Luis Enrique war derjenige, der die Voraussetzungen für das Umschaltspiel der Mannschaft mittels wichtiger taktischer Entscheidungen verbesserte und ein unmittelbares Spiel nach vorne anordnete. Er war der Mann, der die Staffelungen beim Pressing und in der Defensive optimierte. Wer hat dafür gesorgt, dass das Offensivspiel breiter angelegt ist und von der Verharmlosung der Flügel nicht mehr die Rede sein kann? Luis Enrique. Wer hat das magische Trio Iniesta-Busquets-Xavi gesprengt und die seit langer Zeit geforderte physische Komponente ins Mittelfeld gebracht? Wie sieht es mit der Entscheidung aus, mit Suárez auf eine echte Neun zu setzen und die Verteidigung des Gegners unentwegt zu bearbeiten; und damit verbunden Lionel Messi zurückzuziehen bzw. auf den rechten Flügel zu beordern? Stärkere Kontraktion der Mannschaft? Überladungen der offensiven und defensiven Räume? Strategischer Einsatz der zweikampfstarken Innenverteidiger in offensiven Zonen bei Raumverknappung?

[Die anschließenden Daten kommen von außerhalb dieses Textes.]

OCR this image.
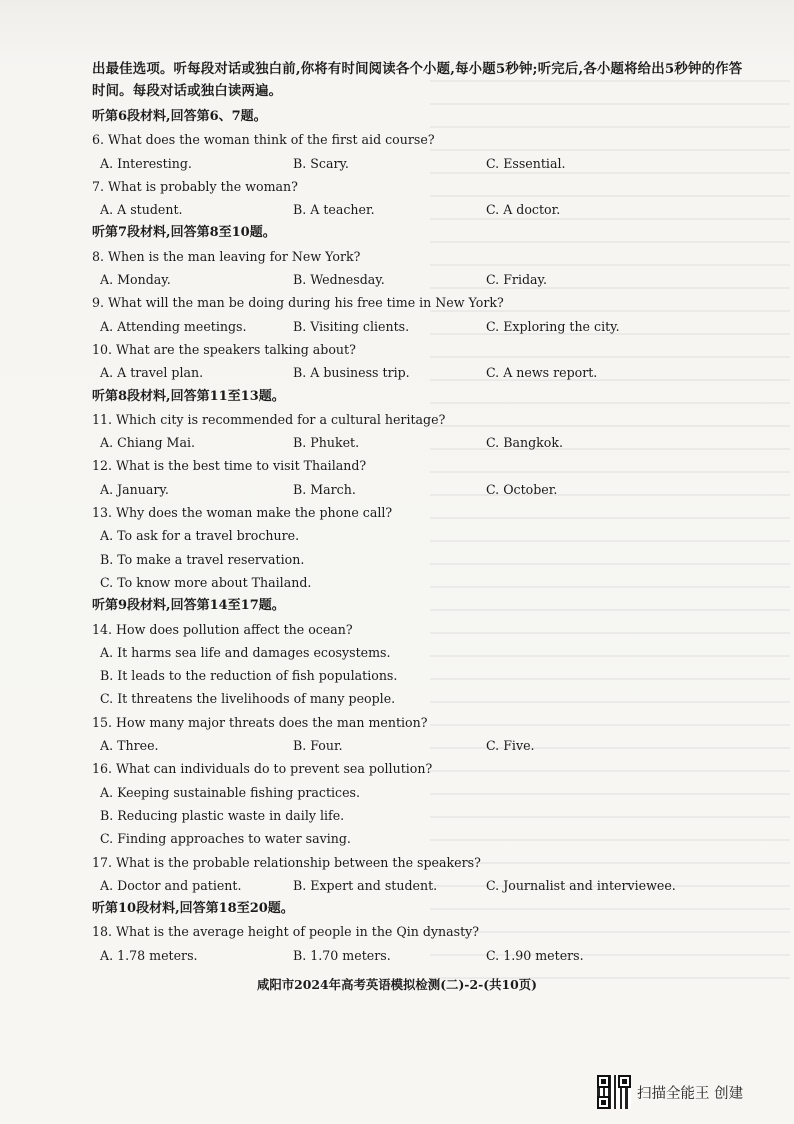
出最佳选项。听每段对话或独白前,你将有时间阅读各个小题,每小题5秒钟;听完后,各小题将给出5秒钟的作答时间。每段对话或独白读两遍。
听第6段材料,回答第6、7题。
6. What does the woman think of the first aid course?
A. Interesting.	B. Scary.	C. Essential.
7. What is probably the woman?
A. A student.	B. A teacher.	C. A doctor.
听第7段材料,回答第8至10题。
8. When is the man leaving for New York?
A. Monday.	B. Wednesday.	C. Friday.
9. What will the man be doing during his free time in New York?
A. Attending meetings.	B. Visiting clients.	C. Exploring the city.
10. What are the speakers talking about?
A. A travel plan.	B. A business trip.	C. A news report.
听第8段材料,回答第11至13题。
11. Which city is recommended for a cultural heritage?
A. Chiang Mai.	B. Phuket.	C. Bangkok.
12. What is the best time to visit Thailand?
A. January.	B. March.	C. October.
13. Why does the woman make the phone call?
A. To ask for a travel brochure.
B. To make a travel reservation.
C. To know more about Thailand.
听第9段材料,回答第14至17题。
14. How does pollution affect the ocean?
A. It harms sea life and damages ecosystems.
B. It leads to the reduction of fish populations.
C. It threatens the livelihoods of many people.
15. How many major threats does the man mention?
A. Three.	B. Four.	C. Five.
16. What can individuals do to prevent sea pollution?
A. Keeping sustainable fishing practices.
B. Reducing plastic waste in daily life.
C. Finding approaches to water saving.
17. What is the probable relationship between the speakers?
A. Doctor and patient.	B. Expert and student.	C. Journalist and interviewee.
听第10段材料,回答第18至20题。
18. What is the average height of people in the Qin dynasty?
A. 1.78 meters.	B. 1.70 meters.	C. 1.90 meters.
咸阳市2024年高考英语模拟检测(二)-2-(共10页)
扫描全能王 创建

Der Erfolg ist eng an den Namen Enrique geknüpft
Diese stichwortartige Auflistung der Errungenschaften von Luis Enrique könnte gewiss noch weiter geführt und vertieft werden. Das soll aber nicht Gegenstand dieser Abhandlung sein, in der es lediglich darum geht, sich von einer eventuell vorhandenen Vorstellung zu lösen. Die Mannschaft von Pep Guardiola aus dem Jahr 2011 hat sich zu Recht in den Geschichtsbüchern verewigt. Die fußballerische Identität ist bis zum heutigen Tage erhalten geblieben und erleichtert die Arbeit von Enrique ungemein. Sie bewirkt aber nicht, dass sich der Erfolg einfach auf Knopfdruck einstellt. Zu einem erfolgreichen Spiel gehört weit mehr. Der FC Barcelona zeigt uns Woche für Woche, welcher Zutaten es bedarf. Es ist die Handschrift von Luis Enrique, die sich uns offenbart. Es ist sein FC Barcelona 2015.